Patients with unprovoked venous thromboembolism (VTE) have a high recurrence risk and are candidates for extended anticoagulation. However, many patients stay recurrence free and are unnecessarily exposed to anticoagulants. The Vienna Prediction Model has been developed to discriminate patients with unprovoked VTE with a low recurrence risk from those with a high risk based on the patient’s sex, the location of VTE, and D-Dimer, but allows risk assessment only at one single time point (3 weeks after anticoagulation).
To update and expand the model based on a larger number of events and a longer observation time, in order to assess the recurrence risk also from time points later than three weeks after anticoagulation on.
We analysed the data set of the Austrian Study on Recurrent Venous Thromboembolism, a prospective cohort study in patients of legal age with a first VTE who had received anticoagulants for 3 to 18 months. Patients with VTE provoked by surgery, trauma, pregnancy, or female hormone intake; with a natural inhibitor deficiency, the lupus anticoagulant, or cancer were excluded. The study end point was recurrent symptomatic deep vein thrombosis (DVT) and/or pulmonary embolism (PE). We integrated D-Dimer levels measured at several time points after anticoagulation with the patient’s sex and location of VTE. We generated nomograms to calculate individual risk scores and cumulative recurrence rates from 3 weeks, 3, 9, and 15 months on after discontinuation of anticoagulation using a dynamic landmark competing risks regression approach. The ethics committee approved the study and all patients gave written informed consent.

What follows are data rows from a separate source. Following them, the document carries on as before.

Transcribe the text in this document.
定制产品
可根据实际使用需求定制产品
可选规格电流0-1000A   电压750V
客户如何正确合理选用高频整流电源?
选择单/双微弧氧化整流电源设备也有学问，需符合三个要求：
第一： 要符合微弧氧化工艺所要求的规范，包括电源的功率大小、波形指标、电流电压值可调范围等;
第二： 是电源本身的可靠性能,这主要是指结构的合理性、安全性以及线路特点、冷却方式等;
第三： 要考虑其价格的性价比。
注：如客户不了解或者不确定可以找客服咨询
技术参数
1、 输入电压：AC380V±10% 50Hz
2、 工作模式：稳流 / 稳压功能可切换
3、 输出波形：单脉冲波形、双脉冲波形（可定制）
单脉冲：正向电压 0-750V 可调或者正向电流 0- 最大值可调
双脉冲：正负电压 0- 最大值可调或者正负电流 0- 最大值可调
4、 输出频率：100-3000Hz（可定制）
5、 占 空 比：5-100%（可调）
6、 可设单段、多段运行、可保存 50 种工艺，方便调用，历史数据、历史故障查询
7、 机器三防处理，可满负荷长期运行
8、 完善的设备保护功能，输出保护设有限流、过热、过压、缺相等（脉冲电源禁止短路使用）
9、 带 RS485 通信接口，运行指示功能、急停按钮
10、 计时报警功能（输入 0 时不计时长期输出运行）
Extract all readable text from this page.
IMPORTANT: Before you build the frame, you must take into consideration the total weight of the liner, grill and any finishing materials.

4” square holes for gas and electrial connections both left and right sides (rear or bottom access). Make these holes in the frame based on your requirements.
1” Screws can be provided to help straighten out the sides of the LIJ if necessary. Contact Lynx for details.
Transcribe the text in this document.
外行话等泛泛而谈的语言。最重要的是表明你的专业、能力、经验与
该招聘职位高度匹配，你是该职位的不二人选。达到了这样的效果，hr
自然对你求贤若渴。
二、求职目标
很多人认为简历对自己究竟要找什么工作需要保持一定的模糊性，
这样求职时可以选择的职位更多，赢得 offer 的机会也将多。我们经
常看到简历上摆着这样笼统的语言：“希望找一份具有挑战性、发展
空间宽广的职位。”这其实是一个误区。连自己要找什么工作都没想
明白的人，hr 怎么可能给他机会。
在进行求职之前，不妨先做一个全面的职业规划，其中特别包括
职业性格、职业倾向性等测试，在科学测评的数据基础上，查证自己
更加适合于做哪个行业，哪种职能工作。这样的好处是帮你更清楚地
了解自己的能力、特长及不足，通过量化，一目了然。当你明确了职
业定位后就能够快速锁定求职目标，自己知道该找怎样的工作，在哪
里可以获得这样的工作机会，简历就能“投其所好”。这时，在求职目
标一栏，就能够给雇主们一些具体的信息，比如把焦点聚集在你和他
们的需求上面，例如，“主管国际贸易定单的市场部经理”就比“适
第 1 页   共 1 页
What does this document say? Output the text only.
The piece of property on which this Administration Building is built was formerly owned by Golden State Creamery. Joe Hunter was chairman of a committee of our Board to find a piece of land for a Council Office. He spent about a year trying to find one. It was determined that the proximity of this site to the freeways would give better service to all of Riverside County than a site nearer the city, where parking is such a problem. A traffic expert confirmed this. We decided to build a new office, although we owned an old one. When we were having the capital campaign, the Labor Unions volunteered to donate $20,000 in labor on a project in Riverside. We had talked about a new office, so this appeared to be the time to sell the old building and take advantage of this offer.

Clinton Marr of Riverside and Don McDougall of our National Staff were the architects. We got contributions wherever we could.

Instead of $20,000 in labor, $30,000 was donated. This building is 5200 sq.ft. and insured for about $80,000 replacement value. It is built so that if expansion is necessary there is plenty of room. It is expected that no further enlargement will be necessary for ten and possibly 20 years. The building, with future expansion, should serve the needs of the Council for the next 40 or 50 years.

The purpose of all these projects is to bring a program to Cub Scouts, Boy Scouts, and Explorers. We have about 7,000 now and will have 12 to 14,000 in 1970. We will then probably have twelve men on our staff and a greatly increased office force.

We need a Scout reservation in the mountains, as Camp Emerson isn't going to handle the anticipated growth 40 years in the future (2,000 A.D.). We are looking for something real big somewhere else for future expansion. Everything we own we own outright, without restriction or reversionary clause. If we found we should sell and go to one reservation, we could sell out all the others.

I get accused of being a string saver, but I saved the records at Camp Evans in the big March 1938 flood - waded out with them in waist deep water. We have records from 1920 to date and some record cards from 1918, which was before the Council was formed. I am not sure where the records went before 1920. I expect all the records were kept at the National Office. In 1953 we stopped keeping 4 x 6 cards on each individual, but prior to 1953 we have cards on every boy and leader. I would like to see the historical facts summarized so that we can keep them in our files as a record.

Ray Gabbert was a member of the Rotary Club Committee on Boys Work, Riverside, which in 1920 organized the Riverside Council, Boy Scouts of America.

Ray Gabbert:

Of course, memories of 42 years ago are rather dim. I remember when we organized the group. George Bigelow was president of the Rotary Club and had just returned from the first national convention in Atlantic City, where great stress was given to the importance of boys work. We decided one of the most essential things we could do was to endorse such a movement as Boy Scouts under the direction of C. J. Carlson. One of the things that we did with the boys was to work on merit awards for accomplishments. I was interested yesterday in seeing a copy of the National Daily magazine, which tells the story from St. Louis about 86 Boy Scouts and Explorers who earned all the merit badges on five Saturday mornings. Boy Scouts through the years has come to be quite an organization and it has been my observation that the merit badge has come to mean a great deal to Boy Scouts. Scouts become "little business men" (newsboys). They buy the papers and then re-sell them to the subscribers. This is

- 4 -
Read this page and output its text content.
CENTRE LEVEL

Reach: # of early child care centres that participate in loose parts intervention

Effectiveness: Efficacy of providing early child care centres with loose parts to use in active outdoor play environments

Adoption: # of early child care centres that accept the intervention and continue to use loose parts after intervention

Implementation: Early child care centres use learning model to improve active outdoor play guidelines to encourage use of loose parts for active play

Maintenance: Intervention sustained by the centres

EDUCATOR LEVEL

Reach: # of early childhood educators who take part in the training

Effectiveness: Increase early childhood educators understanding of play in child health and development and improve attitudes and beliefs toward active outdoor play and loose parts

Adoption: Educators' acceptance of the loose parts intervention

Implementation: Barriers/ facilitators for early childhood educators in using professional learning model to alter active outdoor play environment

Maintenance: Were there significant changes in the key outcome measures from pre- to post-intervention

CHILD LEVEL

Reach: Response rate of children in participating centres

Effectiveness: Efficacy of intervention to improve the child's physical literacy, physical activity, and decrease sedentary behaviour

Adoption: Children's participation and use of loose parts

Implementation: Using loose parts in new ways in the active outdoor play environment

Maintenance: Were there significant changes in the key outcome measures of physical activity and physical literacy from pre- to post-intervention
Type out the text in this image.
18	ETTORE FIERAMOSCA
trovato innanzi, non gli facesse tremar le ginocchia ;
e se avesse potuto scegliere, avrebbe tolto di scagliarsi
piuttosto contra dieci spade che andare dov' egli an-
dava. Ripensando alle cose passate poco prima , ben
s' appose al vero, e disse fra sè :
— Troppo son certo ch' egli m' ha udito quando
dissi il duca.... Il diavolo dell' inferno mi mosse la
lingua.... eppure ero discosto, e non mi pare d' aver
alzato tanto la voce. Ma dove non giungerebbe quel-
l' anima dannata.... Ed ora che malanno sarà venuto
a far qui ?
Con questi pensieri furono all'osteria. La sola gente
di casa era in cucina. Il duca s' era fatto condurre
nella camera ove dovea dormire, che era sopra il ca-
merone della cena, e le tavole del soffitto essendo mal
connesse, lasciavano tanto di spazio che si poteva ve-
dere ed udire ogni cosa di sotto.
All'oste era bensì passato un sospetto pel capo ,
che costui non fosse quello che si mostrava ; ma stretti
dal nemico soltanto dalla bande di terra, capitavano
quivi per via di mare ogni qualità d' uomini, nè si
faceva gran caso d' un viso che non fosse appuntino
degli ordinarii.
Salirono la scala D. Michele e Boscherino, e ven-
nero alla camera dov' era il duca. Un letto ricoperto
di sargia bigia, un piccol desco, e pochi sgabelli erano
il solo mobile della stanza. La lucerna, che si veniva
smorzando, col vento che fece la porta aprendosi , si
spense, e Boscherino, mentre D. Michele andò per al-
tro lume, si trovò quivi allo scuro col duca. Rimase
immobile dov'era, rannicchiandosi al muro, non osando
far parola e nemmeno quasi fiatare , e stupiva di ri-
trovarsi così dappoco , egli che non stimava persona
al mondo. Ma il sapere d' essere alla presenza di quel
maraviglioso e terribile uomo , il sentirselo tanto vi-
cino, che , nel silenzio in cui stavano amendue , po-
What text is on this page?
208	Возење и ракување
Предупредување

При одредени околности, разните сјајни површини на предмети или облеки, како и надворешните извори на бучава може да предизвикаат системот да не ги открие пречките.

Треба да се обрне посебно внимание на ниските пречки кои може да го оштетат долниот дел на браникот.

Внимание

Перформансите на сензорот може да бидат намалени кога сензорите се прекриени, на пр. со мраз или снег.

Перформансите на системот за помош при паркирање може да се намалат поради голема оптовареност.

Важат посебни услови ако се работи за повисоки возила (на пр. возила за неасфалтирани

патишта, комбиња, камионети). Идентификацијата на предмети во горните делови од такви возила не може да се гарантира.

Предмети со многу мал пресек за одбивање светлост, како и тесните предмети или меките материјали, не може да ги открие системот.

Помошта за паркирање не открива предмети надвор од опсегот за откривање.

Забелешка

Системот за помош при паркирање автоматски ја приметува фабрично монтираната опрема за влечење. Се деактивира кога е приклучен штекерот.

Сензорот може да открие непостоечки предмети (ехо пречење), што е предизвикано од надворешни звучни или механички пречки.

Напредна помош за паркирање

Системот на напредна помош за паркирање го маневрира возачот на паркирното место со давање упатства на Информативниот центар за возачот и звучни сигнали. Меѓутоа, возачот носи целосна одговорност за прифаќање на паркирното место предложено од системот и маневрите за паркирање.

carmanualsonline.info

134 of 553 patients had recurrence during a mean follow-up of 6 years. D-Dimer levels varied between patients, but did not substantially - albeit statistical significantly (p<0.001) - increase over time. The updated model has two improvements: we accounted for the competing risk of death or informative drop out by competing risks regression, and we considered various time points of prediction rather than predicting just once after anticoagulation. Subdistribution hazard ratios (95% CI) dynamically changed from 3 weeks to 3, 9, and 15 months from 2.4 (1.6-3.8), 2.3 (1.5-3.5), 2.0 (1.3-3.0) to 1.7 (1.1-2.7) in men vs. women, from 1.8 (1.0-3.4), 1.7 (0.9-3.1), 1.5 (0.8-2.8) to 1.4 (0.8-2.7) in patients with proximal DVT or PE compared to distal DVT, and from 1.3 (1.1-1.6), 1.3 (1.1-1.5), 1.2 (1.0-1.4) to 1.1 (0.9-1.4) per doubling D-Dimer levels. We created nomograms based on subdistribution hazard ratios from the multivariable dynamic model to predict the recurrence risk from 3 weeks, 3, 9 or 15 months on after anticoagulation. A web-based calculator allows risk assessment from random time points on between 3 weeks and 15 months.
The updated Vienna Prediction Model integrates patient’s sex, location of first VTE and serial D-Dimer measurements and allows prediction of recurrent VTE at a random time point after discontinuation of oral anticoagulation.
No relevant conflicts of interest to declare.